The ad for Akoo jeans shows a woman kneeling in front of a man and facing the camera. The man's jeans are unbuckled, and the woman appears to be pulling them off.
The billboard, which hovers over a busy intersection, sparked criticism after a local columnist questioned its taste.
On Monday, a spokeswoman for CBS Outdoor, the company that owns the billboard, said the ad will be taken down, though she did not specify a date. In a statement, the company acknowledged it had responded to feedback from Newark residents.
An e-mailed request for comment from Akoo Clothing was not answered Monday.
Some decried the billboard's use of an image of a black woman in a sexually suggestive pose in a city that is predominantly black.
Mayor Cory A. Booker downplayed the racial angle and instead framed it as part of a general decline in standards.
"It's an issue of what are community standards and why are we consistently condoning language, images and other things that erode those standards," he said. "This billboard is not the only thing that we should be concerned with.
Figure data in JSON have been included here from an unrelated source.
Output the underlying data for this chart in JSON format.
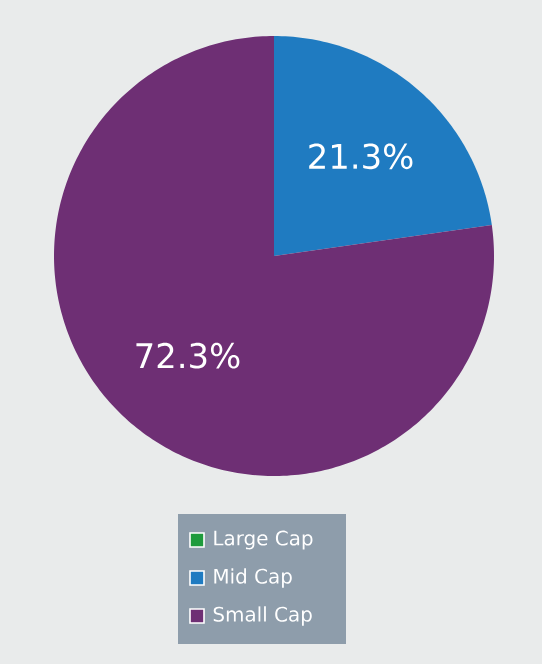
{
  "chart_data": {
    "type": "pie",
    "categories": [
      "Large Cap",
      "Mid Cap",
      "Small Cap"
    ],
    "values": [
      0,
      21.3,
      72.3
    ],
    "colors": [
      "#1e9b3c",
      "#1f7bc1",
      "#6e2f74"
    ],
    "value_labels": [
      null,
      "21.3%",
      "72.3%"
    ],
    "legend": "bottom"
  }
}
It's a symptom of a deeper problem that we have to confront within our communities."
Billboards have caused controversy in Newark before.
In early 2007, after a year in which 106 homicides were committed in the city, the Newark Teachers Union paid for several billboards that screamed: "HELP WANTED: Stop the killings in Newark now!"
The group was criticized for furthering negative perceptions of the city, and a rival organization put up billboards charging the union with "protecting bad teachers" and "failing our kids."
The billboards were taken down two years ago when the homicide rate declined more than 40 percent. Yet Newark still struggles with its image, not to mention an unemployment rate that topped 13 percent last summer.
"We need nothing that isn't going to reinforce positive images for the young ladies of the community," City Councilman Oscar S. James II said Monday. "We don't need that type of imagery for any women, of any color."